Bukan hanya sekali saja, ia pernah menemukan jasad bayi yang berada di dalam kardus mengambang di kali.

Penulis: Satrio Sarwo Trengginas | Editor: Muhammad Zulfikar
TRIBUNJAKARTA.COM/SATRIO SARWO TRENGGINAS
Nawan, pencari ikan sapu-sapu menggunakan gedebok pisang di Sungai Ciliwung, Jagakarsa, Jakarta Selatan pada Selasa (3/11/2020). 

Laporan Wartawan TribunJakarta.com, Satrio Sarwo Trengginas

TRIBUNJAKARTA.COM, JAGAKARSA - Selama 12 tahun mencari sesuap nasi sebagai pencari ikan sapu-sapu, Nawan (46) pernah menemukan sosok jasad pria di Sungai Ciliwung.

Saat itu, ia sedang menebar jala di sungai. Ketika ditarik, jaring jalanya tersangkut ritsleting celana.

Ia tak menyangka melihat sesosok jasad pria mengambang di sungai.

"Ristleting celananya nyangkut di jala.
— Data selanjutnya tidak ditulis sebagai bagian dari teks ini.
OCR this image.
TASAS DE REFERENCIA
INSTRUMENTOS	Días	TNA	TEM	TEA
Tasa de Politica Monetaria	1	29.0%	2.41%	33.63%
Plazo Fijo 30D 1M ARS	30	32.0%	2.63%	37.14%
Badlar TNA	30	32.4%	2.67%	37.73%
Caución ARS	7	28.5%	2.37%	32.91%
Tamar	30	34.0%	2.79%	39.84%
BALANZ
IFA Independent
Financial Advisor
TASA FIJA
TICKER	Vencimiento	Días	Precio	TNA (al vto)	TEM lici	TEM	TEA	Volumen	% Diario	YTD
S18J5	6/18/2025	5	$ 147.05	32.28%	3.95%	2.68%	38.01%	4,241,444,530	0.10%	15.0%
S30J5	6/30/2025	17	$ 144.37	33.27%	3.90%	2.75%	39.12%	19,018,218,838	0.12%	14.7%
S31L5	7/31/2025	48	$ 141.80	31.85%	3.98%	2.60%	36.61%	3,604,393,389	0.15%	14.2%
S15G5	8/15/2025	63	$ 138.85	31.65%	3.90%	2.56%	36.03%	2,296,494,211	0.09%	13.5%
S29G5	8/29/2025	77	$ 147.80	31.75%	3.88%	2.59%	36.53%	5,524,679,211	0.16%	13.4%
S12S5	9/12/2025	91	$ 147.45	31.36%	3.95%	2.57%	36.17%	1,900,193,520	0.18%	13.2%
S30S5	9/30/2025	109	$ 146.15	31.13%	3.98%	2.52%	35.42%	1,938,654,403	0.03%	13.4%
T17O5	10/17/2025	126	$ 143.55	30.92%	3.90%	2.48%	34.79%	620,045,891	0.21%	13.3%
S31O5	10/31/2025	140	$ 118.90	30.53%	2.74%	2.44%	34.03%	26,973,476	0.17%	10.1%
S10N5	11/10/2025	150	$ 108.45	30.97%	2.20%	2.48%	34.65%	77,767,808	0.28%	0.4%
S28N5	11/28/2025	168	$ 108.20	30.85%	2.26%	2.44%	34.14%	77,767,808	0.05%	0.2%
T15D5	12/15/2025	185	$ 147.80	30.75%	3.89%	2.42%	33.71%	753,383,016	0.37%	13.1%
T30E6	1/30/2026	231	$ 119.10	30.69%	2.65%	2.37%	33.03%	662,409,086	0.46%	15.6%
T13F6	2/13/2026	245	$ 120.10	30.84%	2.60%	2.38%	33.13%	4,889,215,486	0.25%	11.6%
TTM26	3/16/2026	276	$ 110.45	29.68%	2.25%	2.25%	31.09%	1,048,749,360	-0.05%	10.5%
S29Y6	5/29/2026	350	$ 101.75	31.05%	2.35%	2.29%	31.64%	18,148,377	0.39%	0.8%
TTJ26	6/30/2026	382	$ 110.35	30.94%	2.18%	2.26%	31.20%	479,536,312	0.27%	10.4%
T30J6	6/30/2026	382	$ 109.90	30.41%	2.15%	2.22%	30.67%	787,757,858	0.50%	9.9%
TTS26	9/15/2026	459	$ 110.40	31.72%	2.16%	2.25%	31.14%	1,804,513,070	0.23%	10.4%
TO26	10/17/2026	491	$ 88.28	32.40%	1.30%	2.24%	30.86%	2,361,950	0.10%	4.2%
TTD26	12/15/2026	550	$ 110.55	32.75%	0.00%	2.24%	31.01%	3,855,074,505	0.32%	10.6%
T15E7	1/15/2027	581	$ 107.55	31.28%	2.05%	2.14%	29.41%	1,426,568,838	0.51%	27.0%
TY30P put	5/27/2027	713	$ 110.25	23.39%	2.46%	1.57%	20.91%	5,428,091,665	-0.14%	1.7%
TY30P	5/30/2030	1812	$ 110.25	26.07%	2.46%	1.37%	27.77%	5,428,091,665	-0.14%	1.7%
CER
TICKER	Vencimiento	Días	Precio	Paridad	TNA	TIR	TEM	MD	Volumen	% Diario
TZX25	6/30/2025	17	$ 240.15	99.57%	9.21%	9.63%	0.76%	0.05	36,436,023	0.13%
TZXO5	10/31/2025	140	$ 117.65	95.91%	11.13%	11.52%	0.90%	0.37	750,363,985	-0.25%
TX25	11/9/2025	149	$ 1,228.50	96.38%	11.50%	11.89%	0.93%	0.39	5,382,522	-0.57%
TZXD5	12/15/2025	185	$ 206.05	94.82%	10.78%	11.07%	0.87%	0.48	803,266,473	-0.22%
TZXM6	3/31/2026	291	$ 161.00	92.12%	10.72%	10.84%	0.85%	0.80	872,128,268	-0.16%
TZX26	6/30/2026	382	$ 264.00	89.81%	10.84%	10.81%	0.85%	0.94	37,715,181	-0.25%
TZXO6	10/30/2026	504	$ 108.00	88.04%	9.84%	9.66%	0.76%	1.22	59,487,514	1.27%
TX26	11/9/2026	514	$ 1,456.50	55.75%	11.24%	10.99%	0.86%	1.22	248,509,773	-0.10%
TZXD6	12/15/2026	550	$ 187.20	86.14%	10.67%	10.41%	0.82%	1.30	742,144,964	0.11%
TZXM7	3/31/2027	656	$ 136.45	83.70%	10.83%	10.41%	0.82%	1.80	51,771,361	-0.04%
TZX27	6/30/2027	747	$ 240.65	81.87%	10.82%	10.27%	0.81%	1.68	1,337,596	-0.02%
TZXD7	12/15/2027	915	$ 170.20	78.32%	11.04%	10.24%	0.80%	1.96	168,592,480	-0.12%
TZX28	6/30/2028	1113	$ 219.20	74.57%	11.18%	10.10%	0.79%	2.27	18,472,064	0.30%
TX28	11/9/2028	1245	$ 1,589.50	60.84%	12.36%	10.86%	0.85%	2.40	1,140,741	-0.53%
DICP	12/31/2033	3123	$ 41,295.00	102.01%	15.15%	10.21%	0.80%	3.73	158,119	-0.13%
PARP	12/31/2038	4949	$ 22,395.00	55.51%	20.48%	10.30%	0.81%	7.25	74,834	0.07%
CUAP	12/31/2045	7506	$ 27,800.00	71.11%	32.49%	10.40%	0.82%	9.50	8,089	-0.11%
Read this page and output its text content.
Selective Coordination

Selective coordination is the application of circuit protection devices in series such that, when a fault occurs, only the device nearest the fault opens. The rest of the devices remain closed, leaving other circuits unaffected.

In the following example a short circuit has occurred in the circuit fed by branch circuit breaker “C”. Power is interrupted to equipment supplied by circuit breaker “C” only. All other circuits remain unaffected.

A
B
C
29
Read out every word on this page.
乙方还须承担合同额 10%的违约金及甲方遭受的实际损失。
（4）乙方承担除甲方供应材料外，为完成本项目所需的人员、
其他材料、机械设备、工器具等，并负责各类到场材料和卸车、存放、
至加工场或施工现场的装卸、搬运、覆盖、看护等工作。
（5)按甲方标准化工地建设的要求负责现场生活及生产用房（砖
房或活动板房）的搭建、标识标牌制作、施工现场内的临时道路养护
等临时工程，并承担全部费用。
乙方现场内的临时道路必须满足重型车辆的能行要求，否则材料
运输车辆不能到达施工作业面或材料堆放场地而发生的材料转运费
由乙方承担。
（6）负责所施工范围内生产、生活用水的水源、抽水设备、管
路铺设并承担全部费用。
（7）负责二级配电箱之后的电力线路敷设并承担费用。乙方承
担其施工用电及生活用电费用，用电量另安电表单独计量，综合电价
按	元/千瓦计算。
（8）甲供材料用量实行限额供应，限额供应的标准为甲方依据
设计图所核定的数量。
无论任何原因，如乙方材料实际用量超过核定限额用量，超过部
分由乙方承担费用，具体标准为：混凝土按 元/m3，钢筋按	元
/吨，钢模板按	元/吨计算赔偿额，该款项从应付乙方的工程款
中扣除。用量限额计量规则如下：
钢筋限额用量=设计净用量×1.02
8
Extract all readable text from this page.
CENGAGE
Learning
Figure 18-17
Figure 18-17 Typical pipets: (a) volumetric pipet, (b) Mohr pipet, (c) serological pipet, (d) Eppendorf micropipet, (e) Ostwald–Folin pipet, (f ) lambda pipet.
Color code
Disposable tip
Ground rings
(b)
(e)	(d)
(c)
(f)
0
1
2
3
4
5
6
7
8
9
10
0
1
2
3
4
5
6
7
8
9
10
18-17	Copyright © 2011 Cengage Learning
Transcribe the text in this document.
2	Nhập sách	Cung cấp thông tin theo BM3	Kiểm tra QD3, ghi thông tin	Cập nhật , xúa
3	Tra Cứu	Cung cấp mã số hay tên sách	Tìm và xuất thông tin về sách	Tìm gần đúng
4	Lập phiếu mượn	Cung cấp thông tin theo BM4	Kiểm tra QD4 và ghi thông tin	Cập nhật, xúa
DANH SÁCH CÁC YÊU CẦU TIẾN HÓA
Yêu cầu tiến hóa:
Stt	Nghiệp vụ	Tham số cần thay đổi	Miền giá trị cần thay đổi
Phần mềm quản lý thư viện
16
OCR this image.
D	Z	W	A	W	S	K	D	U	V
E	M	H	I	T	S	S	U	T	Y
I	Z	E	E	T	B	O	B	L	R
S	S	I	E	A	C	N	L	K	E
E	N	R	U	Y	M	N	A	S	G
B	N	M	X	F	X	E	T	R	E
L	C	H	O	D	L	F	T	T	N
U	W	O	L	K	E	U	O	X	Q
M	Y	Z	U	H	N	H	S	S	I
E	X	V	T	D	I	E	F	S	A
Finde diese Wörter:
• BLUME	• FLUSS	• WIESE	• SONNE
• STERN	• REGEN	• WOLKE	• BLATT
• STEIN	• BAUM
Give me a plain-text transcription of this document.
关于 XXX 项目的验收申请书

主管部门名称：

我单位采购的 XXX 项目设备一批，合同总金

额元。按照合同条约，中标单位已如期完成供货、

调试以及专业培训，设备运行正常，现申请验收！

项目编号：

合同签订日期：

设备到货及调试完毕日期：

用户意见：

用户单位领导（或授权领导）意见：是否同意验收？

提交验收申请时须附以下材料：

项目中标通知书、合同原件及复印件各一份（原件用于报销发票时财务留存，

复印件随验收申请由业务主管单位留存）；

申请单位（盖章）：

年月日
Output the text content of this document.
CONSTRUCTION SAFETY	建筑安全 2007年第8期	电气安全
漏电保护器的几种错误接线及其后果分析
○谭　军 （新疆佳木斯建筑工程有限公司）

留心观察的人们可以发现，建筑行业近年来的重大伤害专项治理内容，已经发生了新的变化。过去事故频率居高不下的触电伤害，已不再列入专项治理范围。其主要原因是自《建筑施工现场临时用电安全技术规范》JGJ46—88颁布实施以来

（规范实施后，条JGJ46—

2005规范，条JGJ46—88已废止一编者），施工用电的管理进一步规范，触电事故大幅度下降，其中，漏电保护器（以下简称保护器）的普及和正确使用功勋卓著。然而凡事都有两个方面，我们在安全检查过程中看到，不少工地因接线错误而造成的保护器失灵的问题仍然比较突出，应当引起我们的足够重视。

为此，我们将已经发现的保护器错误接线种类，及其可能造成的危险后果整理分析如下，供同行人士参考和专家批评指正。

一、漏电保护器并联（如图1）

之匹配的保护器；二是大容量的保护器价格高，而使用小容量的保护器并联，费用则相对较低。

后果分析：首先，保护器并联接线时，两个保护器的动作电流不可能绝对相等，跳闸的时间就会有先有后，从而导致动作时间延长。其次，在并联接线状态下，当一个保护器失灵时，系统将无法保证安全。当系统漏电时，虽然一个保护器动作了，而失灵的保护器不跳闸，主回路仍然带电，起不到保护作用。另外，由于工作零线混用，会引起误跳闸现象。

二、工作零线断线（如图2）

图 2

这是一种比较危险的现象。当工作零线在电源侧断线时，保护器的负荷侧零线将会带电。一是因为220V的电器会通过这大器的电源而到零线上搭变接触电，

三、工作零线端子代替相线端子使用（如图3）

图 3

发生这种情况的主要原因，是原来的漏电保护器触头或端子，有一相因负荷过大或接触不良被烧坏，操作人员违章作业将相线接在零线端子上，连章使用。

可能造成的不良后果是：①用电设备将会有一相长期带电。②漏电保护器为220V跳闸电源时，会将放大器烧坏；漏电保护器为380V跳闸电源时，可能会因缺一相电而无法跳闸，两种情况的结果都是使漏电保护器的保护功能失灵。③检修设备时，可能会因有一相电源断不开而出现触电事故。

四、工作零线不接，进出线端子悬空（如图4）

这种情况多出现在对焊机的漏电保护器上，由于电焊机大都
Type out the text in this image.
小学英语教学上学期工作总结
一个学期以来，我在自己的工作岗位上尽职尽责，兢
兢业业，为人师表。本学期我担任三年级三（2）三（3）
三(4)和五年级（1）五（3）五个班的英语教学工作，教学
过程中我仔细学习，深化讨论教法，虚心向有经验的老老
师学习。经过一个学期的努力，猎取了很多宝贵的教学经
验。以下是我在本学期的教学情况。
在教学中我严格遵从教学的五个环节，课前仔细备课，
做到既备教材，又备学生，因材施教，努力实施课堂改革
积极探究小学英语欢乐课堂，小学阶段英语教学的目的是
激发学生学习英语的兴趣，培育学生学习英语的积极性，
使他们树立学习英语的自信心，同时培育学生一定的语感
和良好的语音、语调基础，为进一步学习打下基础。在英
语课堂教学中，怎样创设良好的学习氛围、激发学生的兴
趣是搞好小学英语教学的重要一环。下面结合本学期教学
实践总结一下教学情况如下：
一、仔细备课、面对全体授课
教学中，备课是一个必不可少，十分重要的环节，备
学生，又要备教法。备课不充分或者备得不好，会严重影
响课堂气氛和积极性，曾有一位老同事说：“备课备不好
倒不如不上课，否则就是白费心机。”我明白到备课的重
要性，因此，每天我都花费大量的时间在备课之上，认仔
Ketika saya angkat, ada sosok jasad. Saya lepas lagi," jelasnya kepada TribunJakarta.com di bantaran sungai pada Selasa (3/11/2020).

Soalnya, Nawan mengaku takut bila harus berurusan dengan pihak berwajib.

"Saya takut nanti ditanya-tanya. Kan yang penting kita enggak bunuh. Saya lepas lagi dan kabur," sambungnya.

Bukan hanya sekali saja, ia pernah menemukan jasad bayi yang berada di dalam kardus mengambang di kali.

Nawan mengaku tak berani mengambilnya karena takut disangka pelaku.

Selain jasad, ia juga sering menemukan biawak dan ular di sekitaran Sungai Ciliwung.

Sebelum mencari nafkah di sungai, Nawan 'kulo nuwun' dengan penghuni di sana.

"Banyak hal macam-macam di kali. Harus permisi dulu karena ada penunggunya," tambahnya.

Pernah raup 30 kg ikan sehari

Pencari ikan sapu-sapu di bantaran Sungai Ciliwung, Nawan (46), bercerita, pernah menjaring sebanyak 30 kilogram ikan dalam sehari.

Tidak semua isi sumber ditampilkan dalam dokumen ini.